Back in 2013, 19-year-old Adam Sanders tried his luck at American Idol and made it through to the final 50. Sadly for him, that was the end of his journey. However, that didn’t stop the bullies from trolling him about his weight and sexuality.
“I was getting messages on social media.people attacked my weight, my sexuality, that I was horrible, that I sucked,” he recalled in the latest season of AI that has just concluded on Amazon. “They said that I shouldn’t be here who i am. It killed me inside. It was killing me inside as much as people were telling me to kill myself. I was contemplating lots of things that I shouldn’t have and I just kind of disappeared from the world for a while.”
He added: “And in doing that I hurt myself even more. That was really when I was at my worst thinking, ‘Maybe I shouldn’t be here’. Maybe I’m not worth fixing or having another r try. Throughout all the negativity I have built myself a new person, a stronger person. I gave recreated myself.”
And that new person is Ada Vox, his drag alter ego whose sensational voice saw Ada make it through the show final. Even though she didn’t win, her amazing vocals and inspirational story made their marks on viewers hearts.
Although every song she tackled was a show stopper, the one that has pulled at our heartstrings most was her cover of Radiohead’s Creep.
Speaking to Out magazine recently Ada says that she has finally found the confidence to be a strong performer. “I’ve been performing on stages for 11 years now. I’ve worked to polish myself as an entertainer and as a vocalist,” she said. “Between season 12 and now, I created Ada and found myself as this thing that’s larger than life, and in that I found so much confidence when I was onstage that it was just absolutely unreal to think I’d never found that before. The confidence has a lot to do with it — I’m so comfortable onstage and I finally feel like I’m living my best life when I’m singing and doing what I love, whether it’s as Adam or Ada, it just so happens that Ada brought me this opportunity.”
Ada is now intent on pursing a music career and hopes to make it big. But she has ruled out appearing on RuPual’s Drag Race. “I am a singer who just happens to do drag,” she says. “People ask me all the time about RuPaul’s Drag Race, and I’m not that type of a drag queen, I’m a singer that happens to do drag, I don’t have a full on persona and don’t want to perform in clubs for the rest of my life. My stage persona, as with many other artists in the industry today, is an alter-ego.”

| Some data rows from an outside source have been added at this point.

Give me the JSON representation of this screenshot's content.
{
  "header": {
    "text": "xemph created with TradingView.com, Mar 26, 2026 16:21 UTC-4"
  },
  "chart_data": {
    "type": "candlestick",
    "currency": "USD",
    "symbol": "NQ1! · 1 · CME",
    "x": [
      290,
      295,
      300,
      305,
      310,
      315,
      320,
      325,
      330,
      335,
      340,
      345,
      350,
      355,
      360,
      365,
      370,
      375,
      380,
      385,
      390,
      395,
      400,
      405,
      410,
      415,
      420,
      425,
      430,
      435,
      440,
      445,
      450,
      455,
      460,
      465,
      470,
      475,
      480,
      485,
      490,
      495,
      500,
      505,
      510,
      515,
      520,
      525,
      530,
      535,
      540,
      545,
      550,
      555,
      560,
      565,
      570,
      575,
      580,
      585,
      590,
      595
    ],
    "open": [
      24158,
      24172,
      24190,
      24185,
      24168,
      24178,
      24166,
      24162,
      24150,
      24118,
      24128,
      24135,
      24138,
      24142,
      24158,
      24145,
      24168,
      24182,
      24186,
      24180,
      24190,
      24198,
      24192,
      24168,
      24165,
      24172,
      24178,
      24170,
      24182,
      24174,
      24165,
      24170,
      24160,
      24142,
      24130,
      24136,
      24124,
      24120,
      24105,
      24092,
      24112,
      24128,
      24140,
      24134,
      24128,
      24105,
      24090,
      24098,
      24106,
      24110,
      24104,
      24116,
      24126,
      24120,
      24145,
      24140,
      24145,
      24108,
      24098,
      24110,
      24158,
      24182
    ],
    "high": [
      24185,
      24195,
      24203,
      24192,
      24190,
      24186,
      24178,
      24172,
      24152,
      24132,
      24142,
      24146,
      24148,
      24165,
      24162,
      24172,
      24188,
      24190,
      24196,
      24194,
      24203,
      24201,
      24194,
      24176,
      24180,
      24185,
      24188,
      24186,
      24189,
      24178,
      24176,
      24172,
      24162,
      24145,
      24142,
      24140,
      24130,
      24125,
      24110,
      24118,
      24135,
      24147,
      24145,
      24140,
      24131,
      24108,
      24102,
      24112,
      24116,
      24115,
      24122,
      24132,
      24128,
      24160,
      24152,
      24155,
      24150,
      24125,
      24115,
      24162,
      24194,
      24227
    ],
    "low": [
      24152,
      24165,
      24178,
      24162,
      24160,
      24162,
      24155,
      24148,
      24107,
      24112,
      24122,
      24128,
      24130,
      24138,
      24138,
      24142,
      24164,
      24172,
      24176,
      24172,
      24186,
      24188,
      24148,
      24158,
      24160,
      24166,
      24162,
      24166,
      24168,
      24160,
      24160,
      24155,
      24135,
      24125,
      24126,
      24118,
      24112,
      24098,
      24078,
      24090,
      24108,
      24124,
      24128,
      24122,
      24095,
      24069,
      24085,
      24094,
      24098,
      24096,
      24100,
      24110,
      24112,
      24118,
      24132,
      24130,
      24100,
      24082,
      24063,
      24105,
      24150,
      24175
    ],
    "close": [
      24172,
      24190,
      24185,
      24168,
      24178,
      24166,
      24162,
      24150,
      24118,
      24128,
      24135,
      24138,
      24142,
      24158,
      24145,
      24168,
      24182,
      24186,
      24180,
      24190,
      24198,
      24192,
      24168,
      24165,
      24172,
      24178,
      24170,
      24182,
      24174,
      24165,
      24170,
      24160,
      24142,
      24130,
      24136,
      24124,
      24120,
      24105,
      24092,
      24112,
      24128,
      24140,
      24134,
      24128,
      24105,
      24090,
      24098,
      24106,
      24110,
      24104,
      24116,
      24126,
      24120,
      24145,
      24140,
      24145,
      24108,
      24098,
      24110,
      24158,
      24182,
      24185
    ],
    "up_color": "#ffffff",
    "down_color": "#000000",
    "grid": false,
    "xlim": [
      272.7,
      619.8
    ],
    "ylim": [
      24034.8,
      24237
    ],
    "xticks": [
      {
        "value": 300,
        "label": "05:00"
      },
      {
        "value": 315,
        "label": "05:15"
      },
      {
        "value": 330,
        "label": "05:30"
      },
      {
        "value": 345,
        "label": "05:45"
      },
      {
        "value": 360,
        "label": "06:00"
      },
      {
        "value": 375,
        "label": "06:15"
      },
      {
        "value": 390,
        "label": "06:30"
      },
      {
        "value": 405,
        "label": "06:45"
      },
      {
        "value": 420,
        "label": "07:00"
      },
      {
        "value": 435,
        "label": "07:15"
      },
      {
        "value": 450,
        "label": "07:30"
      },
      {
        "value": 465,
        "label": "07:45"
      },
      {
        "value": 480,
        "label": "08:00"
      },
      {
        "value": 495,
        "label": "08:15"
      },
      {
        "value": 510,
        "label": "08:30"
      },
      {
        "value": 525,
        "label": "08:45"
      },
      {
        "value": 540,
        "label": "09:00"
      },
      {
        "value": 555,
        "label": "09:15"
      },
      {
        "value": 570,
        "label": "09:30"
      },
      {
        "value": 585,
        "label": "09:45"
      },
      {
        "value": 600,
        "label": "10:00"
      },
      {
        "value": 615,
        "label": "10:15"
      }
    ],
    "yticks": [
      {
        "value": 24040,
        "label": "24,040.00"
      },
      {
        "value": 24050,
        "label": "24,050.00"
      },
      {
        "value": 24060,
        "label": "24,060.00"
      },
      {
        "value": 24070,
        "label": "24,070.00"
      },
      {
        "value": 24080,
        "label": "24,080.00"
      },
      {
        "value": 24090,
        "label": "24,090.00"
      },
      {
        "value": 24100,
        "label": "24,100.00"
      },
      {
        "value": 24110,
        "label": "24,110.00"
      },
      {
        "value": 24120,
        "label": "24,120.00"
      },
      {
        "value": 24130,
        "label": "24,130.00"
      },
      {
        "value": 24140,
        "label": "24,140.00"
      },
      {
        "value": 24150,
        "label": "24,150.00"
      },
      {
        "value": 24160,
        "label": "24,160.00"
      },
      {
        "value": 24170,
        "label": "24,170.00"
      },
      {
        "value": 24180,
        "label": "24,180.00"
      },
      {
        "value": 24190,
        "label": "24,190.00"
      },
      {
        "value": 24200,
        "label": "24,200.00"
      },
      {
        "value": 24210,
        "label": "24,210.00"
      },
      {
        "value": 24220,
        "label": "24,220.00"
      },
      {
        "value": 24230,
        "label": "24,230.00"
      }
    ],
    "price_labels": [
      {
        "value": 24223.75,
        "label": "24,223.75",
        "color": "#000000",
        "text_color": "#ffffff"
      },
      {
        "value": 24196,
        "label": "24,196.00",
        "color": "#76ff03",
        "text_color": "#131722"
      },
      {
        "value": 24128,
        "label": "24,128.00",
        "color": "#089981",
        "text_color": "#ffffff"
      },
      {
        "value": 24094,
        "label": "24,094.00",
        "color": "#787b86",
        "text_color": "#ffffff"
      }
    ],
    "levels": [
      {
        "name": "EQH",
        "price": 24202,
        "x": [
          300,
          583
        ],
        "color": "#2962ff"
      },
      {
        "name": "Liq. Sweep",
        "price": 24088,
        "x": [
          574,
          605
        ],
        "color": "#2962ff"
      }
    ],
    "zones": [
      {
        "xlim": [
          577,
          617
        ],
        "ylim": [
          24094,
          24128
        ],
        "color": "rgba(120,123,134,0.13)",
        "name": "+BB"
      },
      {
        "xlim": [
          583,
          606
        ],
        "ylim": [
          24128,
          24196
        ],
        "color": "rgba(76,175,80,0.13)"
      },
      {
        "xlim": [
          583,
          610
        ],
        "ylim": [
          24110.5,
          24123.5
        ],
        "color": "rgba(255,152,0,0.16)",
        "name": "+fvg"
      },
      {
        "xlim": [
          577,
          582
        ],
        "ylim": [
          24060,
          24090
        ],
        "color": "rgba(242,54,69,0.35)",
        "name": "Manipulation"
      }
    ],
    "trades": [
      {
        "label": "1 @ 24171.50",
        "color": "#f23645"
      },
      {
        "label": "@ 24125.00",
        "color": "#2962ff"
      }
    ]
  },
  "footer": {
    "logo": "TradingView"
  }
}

Meanwhile, former American Idol winner Clay Aiken has caused controversy by saying that he feels she was voted off not because of her identity but because wasn’t the best singer.
“Someone needs to be real here,” he wrote on the Huffington Post. “Ada Vox wasn’t voted off because she is a drag queen and she wasn’t voted off because Adam Sanders (her alter ego) is a gay man. She was voted off because she was not the best voice on the show.”
However, Ada is just proud to have got as far as she did. “The judges never faltered in their confidence in me, which I greatly appreciate, they believed in me the entire way through and that’s why I made it to the top 10, because they believed in me,” she told Out. “In terms of the voting, I can’t blame it all on what people like to say — homophobia or racism or whatever it may be — I hadn’t had my strongest performances. All those things could have been factors. All I know is that I did not make the top 7 based on America’s vote and it very well could’ve been because of homophobia or racism, but I blame it on myself as well for not having my strongest performances these past couple weeks. The blame has to fall on the entertainer at the end of it all. I left one what I considered to be a high note.”